Besides “Consensus Thelema,” my other neologism is “Enchanted Centrism,” which I also sometimes call “Magical Centrism” or “Magical Secularism”. That’s when people take contemporary secular liberal values and either assert them as though they have some kind of religious validity, or they reinterpret religious experience in secular, individualistic terms.

An example of the former is asserting that someone with racist or sexist beliefs could not possibly be doing their true will. Considering the prevalence of unconscious racial and gender biases in any culture, and how demographically homogeneous OTO is, I wonder if it’s crossed anyone’s mind that literally no one in OTO is doing their will by that standard?

An example of the latter is the claim that someone is divine when they are self-actualizing: when they are exemplifying their best or higher self, when they are following their personal path in life, when they’re making the career and relationship choices that are best for them, when they’re meditating or practicing ritual regularly, when they’re being creative, or when they’re practicing appropriate self-care. It’s the divinization of an urban or suburban liberal lifestyle.

While a lot of them are very nice, magical secularists also often have a smug, superior attitude toward those who practice more traditional, monotheistic religions, especially those who live in more suburban or rural areas or the flyover states.
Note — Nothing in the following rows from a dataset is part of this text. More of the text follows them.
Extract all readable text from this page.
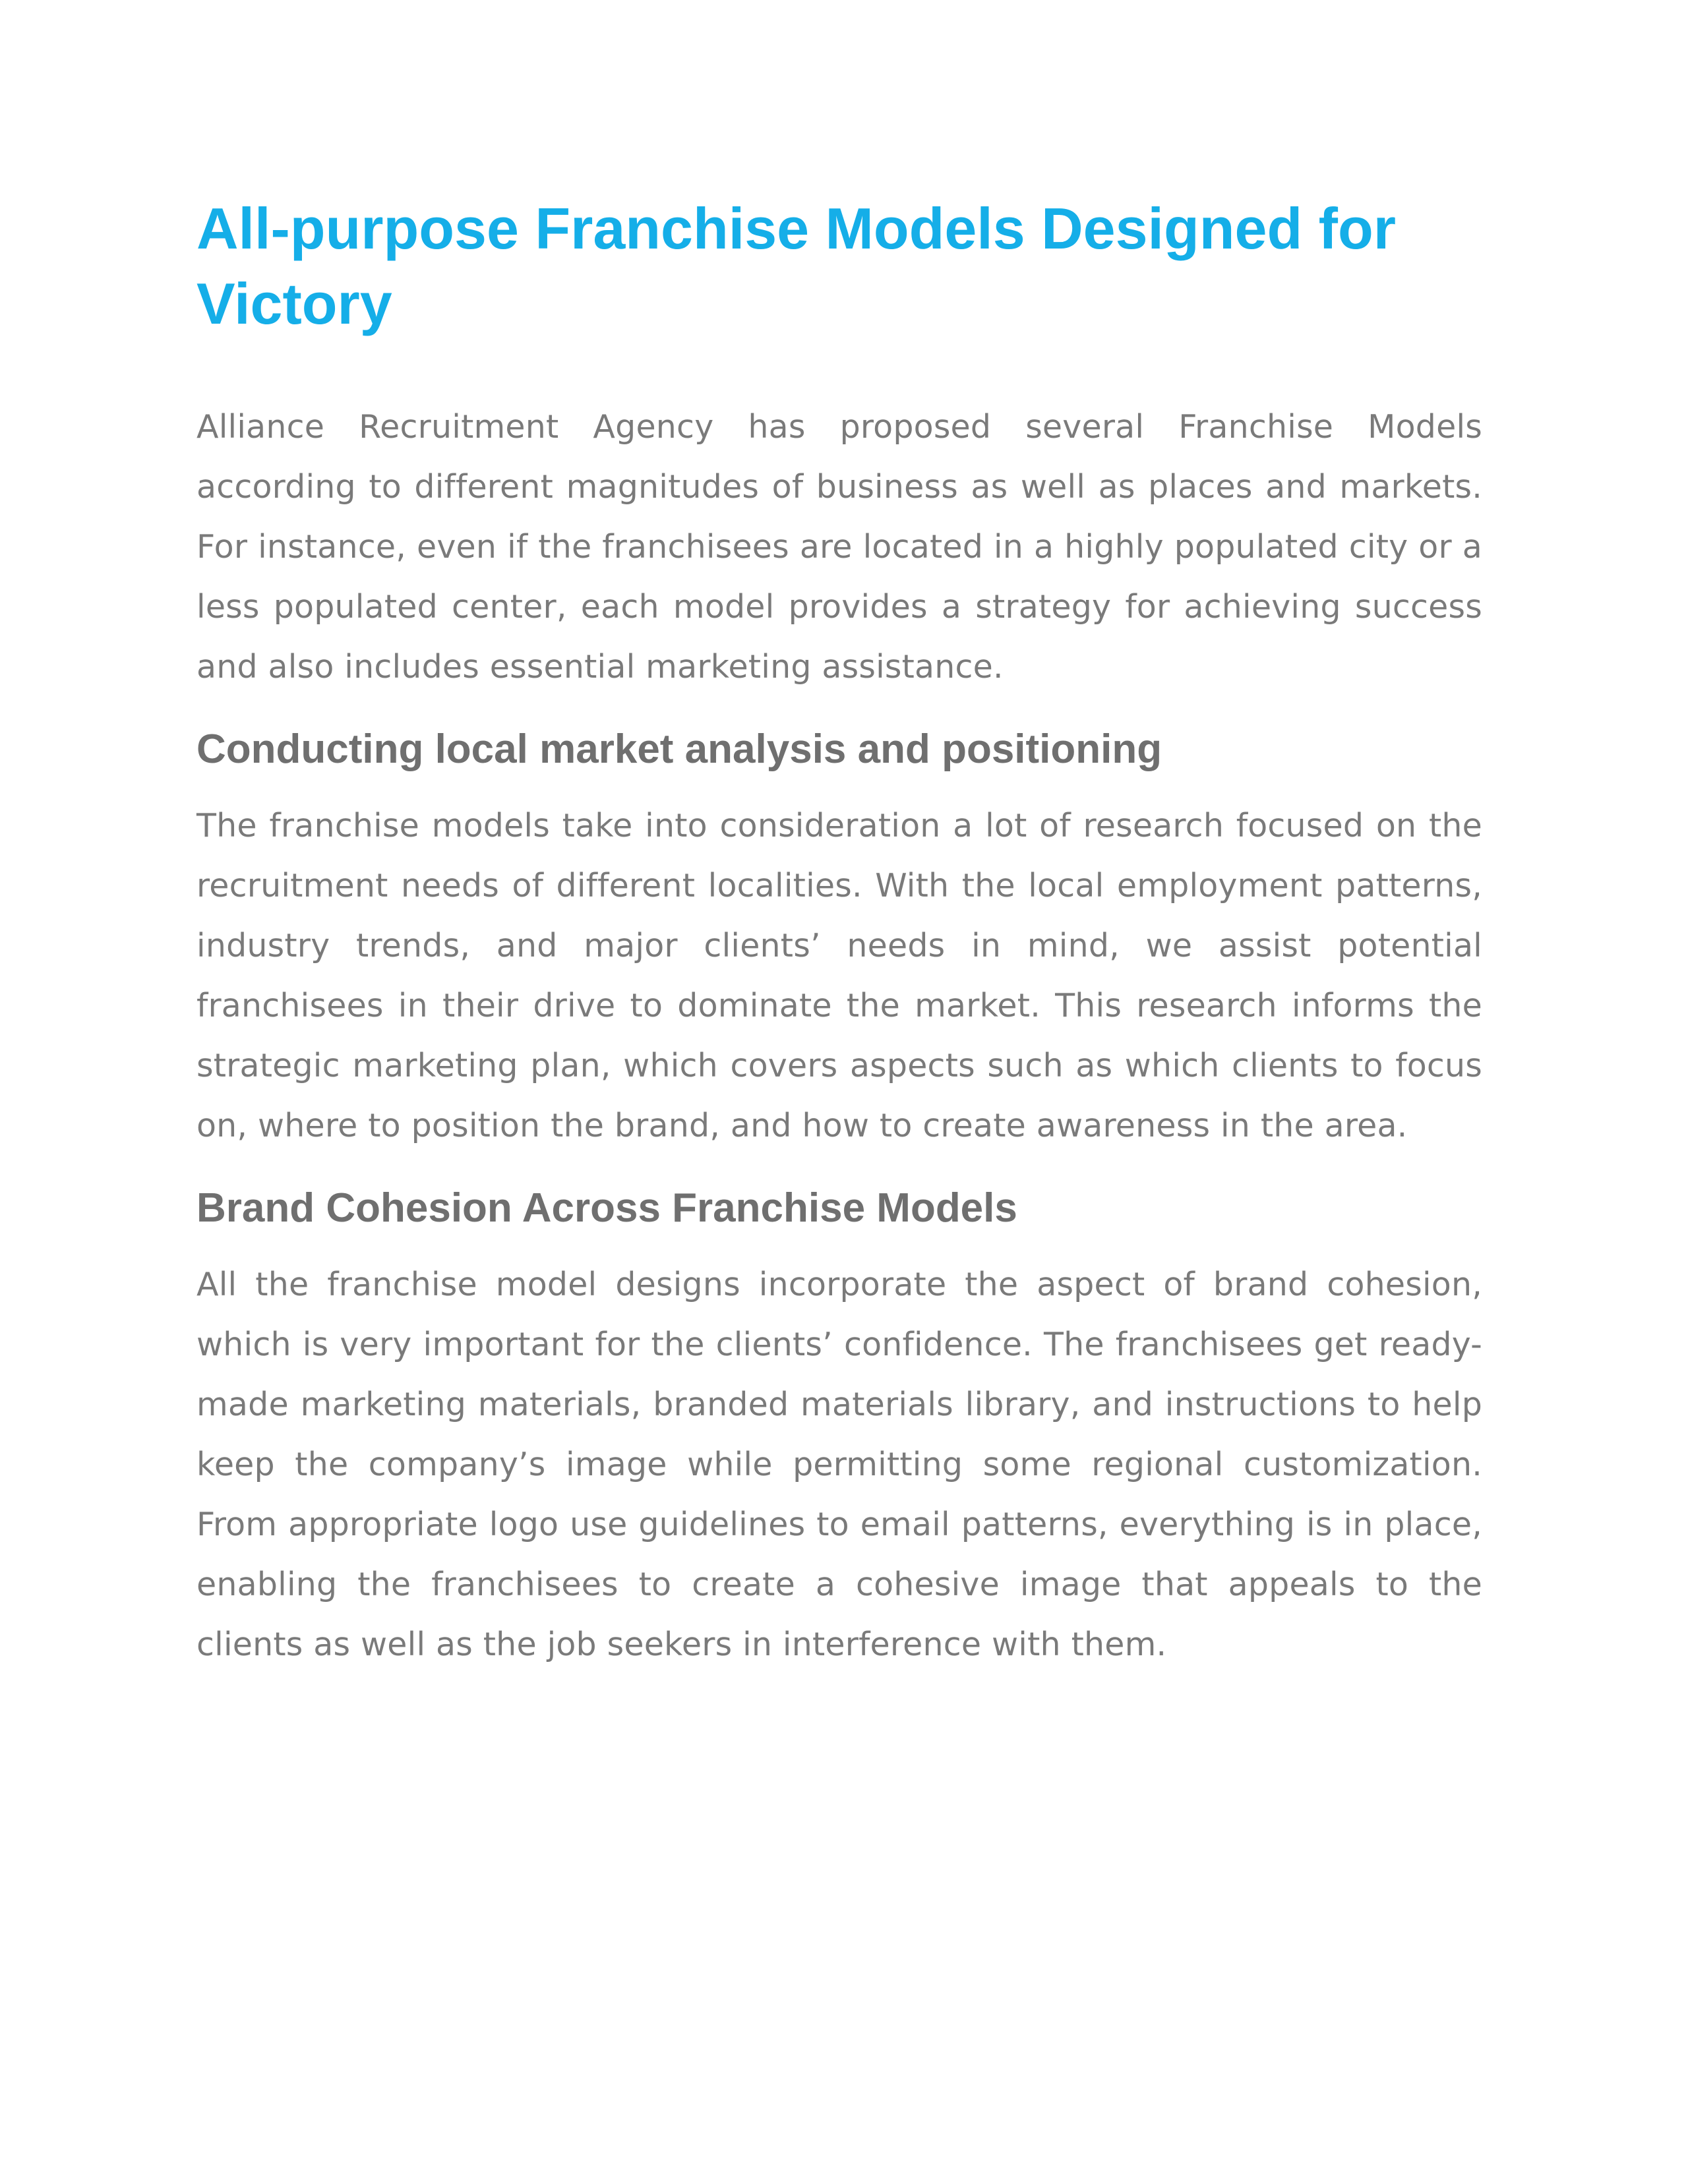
All-purpose Franchise Models Designed for
Victory

Alliance Recruitment Agency has proposed several Franchise Models according to different magnitudes of business as well as places and markets. For instance, even if the franchisees are located in a highly populated city or a less populated center, each model provides a strategy for achieving success and also includes essential marketing assistance.

Conducting local market analysis and positioning

The franchise models take into consideration a lot of research focused on the recruitment needs of different localities. With the local employment patterns, industry trends, and major clients’ needs in mind, we assist potential franchisees in their drive to dominate the market. This research informs the strategic marketing plan, which covers aspects such as which clients to focus on, where to position the brand, and how to create awareness in the area.

Brand Cohesion Across Franchise Models

All the franchise model designs incorporate the aspect of brand cohesion, which is very important for the clients’ confidence. The franchisees get ready-made marketing materials, branded materials library, and instructions to help keep the company’s image while permitting some regional customization. From appropriate logo use guidelines to email patterns, everything is in place, enabling the franchisees to create a cohesive image that appeals to the clients as well as the job seekers in interference with them.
Hemmed in by arbitrary religious and familial norms, they are less developed forms of the enchanted centrists.

Many magical secularists probably don’t know or have never even met these poor, benighted souls—nor do they usually want to. They might be surprised to find out that religious people in these states are familiar with career advancement, self-care routines, or have as much or more monotheistically unsanctioned sexual intercourse and recreational drug use as one typically finds at NOTOCON. They just don’t also flatter themselves by calling it a form of self-apotheosis or self-realization.

We’ve had about a century now of being released from the shackles of our restrictions and represssions. Whether we spiritualize that or not—whether we call sin a restriction or vice versa—we still have enough data to meaningfully ask whether all of this personal freedom, in and of itself, has led to us leading more meaningful lives. Given the number of magical centrists I know are unhappy, low-energy, or on antidepressants, I wouldn’t be so fast to gild our early 21st century way of life.